Potential Drug Interactions

Note: The information on this site is not intended or implied to be a substitute for medical advice. Please consult your doctor or pharmacist for advice and recommendations concerning your medications and diet.

Fresh grapefruit and 100% grapefruit juice have many qualities that make them great to include as part of a healthy diet. Grapefruit contains plant compounds called furanocoumarins. These naturally occurring plant compounds may interact with the same enzymes in the body that break down certain medications and this interaction could increase the amount of medication the body absorbs, resulting in the possibility of negative or dangerous side effects.

The extent of any interaction can be different depending on the person, the drug and the amount of grapefruit consumed. For some people, consumption of one whole grapefruit or as little as 6 ounces or 177ml of 100% grapefruit juice may be enough to increase the concentration of a medication within the body which could potentially cause undesirable or unsafe outcomes.

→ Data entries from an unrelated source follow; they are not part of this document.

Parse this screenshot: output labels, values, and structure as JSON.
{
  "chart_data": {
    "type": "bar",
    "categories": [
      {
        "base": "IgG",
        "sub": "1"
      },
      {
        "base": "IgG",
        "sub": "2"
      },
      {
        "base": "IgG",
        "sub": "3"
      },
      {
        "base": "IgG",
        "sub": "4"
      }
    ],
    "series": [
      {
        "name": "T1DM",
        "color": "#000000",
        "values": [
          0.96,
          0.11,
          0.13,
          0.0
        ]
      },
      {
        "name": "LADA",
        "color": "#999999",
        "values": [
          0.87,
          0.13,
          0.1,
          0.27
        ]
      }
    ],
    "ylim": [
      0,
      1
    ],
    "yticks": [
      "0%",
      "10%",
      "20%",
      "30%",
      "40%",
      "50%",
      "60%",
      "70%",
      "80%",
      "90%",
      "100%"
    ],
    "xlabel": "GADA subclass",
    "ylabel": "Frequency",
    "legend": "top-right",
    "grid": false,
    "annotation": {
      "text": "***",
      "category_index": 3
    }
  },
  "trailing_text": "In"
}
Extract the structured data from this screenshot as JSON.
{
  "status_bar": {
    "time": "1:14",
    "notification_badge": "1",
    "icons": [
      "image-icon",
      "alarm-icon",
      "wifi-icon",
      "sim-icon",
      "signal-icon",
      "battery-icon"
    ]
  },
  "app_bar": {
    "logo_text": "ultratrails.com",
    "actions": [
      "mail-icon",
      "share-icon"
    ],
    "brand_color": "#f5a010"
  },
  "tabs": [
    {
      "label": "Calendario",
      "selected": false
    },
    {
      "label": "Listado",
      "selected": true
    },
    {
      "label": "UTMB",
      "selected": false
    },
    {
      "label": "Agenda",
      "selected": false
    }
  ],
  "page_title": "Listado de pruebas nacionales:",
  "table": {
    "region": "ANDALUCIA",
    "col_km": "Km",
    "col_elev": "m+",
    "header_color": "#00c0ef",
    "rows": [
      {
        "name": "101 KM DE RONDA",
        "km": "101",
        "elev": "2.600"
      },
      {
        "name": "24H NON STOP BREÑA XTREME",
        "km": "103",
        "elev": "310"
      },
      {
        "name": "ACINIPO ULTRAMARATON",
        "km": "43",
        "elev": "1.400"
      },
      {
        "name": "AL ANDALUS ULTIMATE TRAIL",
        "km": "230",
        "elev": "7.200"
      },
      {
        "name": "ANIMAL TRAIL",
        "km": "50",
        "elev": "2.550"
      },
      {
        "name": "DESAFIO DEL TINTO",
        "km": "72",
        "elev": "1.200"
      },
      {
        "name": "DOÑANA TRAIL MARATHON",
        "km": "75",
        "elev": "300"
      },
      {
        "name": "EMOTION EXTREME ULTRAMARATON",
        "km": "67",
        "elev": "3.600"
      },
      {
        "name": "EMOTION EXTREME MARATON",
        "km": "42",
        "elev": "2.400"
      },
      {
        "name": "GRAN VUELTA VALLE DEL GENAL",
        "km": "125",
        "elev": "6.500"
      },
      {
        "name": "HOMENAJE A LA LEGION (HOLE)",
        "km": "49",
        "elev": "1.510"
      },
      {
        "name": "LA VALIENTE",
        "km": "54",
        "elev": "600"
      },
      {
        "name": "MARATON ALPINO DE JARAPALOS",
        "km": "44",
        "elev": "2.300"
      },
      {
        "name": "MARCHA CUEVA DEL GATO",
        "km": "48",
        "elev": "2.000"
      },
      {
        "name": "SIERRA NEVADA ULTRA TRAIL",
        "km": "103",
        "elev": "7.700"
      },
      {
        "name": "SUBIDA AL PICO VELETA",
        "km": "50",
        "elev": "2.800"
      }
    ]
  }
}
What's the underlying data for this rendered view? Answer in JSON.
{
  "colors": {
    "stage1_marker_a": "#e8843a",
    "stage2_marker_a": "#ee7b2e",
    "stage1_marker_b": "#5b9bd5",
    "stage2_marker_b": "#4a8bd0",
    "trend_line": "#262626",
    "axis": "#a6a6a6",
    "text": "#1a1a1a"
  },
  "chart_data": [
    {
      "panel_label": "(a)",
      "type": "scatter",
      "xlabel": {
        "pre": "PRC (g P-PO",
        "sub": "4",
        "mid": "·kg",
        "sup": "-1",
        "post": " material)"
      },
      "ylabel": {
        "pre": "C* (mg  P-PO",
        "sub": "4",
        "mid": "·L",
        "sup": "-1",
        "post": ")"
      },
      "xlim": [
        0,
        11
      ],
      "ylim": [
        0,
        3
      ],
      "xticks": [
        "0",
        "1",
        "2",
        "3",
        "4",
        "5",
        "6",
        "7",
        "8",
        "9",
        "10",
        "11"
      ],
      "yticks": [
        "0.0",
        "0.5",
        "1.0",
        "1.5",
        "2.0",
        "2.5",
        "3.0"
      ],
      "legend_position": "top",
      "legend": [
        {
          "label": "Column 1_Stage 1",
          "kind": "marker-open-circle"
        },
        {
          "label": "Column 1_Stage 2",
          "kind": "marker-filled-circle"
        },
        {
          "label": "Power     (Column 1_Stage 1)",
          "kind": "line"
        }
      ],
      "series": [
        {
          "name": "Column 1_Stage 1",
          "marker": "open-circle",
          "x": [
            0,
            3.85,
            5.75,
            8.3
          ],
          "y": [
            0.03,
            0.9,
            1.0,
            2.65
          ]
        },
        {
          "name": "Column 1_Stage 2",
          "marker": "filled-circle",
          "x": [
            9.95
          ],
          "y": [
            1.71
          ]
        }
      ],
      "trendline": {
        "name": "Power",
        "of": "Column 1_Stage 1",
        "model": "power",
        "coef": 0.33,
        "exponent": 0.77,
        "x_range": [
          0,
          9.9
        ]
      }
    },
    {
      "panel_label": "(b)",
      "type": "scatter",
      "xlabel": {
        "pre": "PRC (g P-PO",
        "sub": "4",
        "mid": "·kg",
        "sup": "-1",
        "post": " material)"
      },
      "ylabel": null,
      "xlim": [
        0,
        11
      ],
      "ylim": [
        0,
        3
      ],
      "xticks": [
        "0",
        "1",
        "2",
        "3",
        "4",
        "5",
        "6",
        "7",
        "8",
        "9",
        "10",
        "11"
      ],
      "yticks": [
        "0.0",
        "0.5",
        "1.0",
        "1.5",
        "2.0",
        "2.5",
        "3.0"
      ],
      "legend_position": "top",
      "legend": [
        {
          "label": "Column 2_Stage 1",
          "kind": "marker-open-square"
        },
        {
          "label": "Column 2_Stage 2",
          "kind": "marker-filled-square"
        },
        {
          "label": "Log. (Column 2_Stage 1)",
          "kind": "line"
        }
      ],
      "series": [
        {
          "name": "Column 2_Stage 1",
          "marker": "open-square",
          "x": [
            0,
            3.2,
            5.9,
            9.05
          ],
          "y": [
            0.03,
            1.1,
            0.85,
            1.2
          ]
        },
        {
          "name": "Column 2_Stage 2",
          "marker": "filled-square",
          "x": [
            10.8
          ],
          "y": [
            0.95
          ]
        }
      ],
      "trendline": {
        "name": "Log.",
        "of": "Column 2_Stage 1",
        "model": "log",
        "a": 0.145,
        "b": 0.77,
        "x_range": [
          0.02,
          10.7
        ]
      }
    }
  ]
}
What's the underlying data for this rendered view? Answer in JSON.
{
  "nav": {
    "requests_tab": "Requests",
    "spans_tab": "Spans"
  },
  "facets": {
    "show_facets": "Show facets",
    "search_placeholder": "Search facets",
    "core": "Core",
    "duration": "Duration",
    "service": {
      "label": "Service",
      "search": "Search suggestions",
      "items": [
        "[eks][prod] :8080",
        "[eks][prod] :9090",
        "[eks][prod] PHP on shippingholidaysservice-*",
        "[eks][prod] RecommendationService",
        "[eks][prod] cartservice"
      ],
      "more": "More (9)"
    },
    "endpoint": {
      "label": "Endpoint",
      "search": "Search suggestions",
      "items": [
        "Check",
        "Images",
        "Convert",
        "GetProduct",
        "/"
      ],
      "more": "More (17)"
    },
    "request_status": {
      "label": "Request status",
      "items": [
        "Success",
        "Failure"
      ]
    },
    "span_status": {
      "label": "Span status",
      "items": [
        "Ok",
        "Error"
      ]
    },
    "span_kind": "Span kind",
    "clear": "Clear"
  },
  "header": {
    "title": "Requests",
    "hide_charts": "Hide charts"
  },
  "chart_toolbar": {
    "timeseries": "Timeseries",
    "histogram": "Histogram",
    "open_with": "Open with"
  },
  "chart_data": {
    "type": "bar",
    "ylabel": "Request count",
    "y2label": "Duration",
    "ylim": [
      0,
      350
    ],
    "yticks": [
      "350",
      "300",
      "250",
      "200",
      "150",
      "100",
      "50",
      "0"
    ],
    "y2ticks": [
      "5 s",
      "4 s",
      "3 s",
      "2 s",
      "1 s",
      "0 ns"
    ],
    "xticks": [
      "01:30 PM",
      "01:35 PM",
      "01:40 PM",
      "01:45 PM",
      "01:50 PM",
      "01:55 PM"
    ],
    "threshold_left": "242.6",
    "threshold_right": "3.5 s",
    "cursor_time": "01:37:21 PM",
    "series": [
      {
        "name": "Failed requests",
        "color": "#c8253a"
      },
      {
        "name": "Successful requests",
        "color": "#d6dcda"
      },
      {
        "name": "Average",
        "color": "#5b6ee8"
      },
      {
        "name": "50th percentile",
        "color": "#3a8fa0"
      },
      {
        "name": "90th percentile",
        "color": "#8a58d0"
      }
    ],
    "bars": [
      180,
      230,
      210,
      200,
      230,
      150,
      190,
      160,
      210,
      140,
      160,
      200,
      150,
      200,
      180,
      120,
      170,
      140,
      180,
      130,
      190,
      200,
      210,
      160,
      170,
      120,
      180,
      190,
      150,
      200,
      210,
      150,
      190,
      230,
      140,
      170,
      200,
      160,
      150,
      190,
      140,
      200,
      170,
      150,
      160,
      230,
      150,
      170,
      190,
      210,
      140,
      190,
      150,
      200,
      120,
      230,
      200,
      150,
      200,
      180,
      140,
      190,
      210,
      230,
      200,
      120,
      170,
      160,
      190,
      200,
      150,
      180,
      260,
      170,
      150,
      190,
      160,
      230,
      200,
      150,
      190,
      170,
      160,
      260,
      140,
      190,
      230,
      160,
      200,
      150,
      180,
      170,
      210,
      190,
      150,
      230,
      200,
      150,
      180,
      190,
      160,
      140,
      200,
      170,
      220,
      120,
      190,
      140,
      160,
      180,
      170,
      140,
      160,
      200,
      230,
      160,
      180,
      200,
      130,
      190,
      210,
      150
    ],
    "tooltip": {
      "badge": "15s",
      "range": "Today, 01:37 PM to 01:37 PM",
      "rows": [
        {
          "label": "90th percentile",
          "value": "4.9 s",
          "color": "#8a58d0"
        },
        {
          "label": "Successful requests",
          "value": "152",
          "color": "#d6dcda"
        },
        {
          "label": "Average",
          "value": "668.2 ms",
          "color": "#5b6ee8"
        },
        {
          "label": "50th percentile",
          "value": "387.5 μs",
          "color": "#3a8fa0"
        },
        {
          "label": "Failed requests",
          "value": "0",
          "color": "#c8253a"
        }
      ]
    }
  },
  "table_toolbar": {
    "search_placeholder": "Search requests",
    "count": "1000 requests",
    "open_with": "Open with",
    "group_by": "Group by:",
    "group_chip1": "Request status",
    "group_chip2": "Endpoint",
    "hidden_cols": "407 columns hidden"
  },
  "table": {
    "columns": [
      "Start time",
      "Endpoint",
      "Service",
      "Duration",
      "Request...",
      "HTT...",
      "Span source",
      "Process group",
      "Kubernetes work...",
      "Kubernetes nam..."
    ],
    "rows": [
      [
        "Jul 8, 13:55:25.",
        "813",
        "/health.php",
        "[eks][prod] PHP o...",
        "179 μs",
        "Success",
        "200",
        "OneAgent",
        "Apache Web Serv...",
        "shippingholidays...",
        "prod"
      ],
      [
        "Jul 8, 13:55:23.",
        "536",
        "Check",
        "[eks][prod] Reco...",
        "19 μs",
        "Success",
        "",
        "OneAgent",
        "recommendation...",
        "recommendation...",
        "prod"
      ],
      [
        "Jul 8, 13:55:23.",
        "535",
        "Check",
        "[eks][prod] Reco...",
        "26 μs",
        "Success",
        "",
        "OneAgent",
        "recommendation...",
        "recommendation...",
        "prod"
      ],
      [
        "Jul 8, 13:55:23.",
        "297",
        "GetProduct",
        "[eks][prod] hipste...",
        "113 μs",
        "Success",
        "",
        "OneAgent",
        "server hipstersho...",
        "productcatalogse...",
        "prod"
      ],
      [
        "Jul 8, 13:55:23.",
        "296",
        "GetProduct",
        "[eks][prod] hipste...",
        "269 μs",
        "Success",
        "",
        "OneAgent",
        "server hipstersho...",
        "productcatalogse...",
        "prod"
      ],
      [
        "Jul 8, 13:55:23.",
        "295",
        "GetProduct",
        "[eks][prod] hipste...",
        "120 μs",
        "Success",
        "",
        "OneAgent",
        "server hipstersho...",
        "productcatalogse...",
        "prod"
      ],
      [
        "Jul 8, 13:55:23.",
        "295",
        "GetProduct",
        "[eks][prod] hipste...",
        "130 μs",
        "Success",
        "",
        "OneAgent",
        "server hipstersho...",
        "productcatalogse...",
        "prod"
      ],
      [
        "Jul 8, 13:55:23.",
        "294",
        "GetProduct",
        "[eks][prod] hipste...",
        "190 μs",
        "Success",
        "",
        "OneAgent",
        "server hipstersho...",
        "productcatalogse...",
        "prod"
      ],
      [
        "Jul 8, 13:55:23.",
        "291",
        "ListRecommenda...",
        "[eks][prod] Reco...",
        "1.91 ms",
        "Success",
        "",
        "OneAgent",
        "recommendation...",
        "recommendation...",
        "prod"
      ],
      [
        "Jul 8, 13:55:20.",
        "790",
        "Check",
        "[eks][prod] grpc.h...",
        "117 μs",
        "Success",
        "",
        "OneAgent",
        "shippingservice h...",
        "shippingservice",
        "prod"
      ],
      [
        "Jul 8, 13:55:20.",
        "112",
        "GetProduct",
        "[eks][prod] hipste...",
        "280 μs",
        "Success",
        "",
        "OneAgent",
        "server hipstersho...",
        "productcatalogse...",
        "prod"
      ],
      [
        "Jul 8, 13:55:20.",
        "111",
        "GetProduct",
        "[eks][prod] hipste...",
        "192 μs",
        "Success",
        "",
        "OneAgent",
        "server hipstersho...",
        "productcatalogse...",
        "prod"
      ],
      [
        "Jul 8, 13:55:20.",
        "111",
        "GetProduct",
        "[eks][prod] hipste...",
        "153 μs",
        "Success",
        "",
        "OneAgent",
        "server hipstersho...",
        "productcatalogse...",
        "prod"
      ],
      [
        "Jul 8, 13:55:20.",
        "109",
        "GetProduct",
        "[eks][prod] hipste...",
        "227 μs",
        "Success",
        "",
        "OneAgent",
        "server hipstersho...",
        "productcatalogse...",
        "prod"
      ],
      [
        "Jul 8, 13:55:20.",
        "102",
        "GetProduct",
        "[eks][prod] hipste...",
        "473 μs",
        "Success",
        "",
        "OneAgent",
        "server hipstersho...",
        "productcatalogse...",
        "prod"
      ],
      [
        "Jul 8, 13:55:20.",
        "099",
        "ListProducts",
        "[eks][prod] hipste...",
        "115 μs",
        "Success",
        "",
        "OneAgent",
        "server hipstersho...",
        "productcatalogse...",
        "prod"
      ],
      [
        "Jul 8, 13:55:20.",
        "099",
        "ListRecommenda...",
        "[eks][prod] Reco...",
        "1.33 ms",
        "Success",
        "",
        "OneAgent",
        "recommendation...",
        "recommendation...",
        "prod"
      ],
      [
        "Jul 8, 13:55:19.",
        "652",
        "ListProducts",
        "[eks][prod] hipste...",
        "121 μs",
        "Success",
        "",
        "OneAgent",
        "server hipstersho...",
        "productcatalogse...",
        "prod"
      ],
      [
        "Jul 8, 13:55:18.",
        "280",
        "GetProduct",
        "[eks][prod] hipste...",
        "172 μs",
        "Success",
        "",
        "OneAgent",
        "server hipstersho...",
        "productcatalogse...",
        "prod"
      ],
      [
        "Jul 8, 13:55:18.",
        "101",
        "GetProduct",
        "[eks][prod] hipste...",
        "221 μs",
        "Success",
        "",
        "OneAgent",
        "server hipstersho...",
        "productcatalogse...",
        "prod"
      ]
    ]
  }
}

It is important to know that:

  • While some medications may interact with grapefruit, most do not. Published studies indicate that clinically relevant interactions have only been established for a relatively small number of medications.
  • For patients who wish to continue consuming fresh grapefruit or 100% grapefruit juice and are prescribed a medication that may interact with grapefruit, their physicians often can prescribe non-interacting, alternative medications within the most commonly prescribed drug classes. These medications often can provide the same therapeutic effect with no need to avoid grapefruit.
  • It is safe to consume grapefruit while taking virtually all over-the-counter medications. Always read instructions and warnings for any medication and consult your doctor or pharmacist if you have questions or concerns.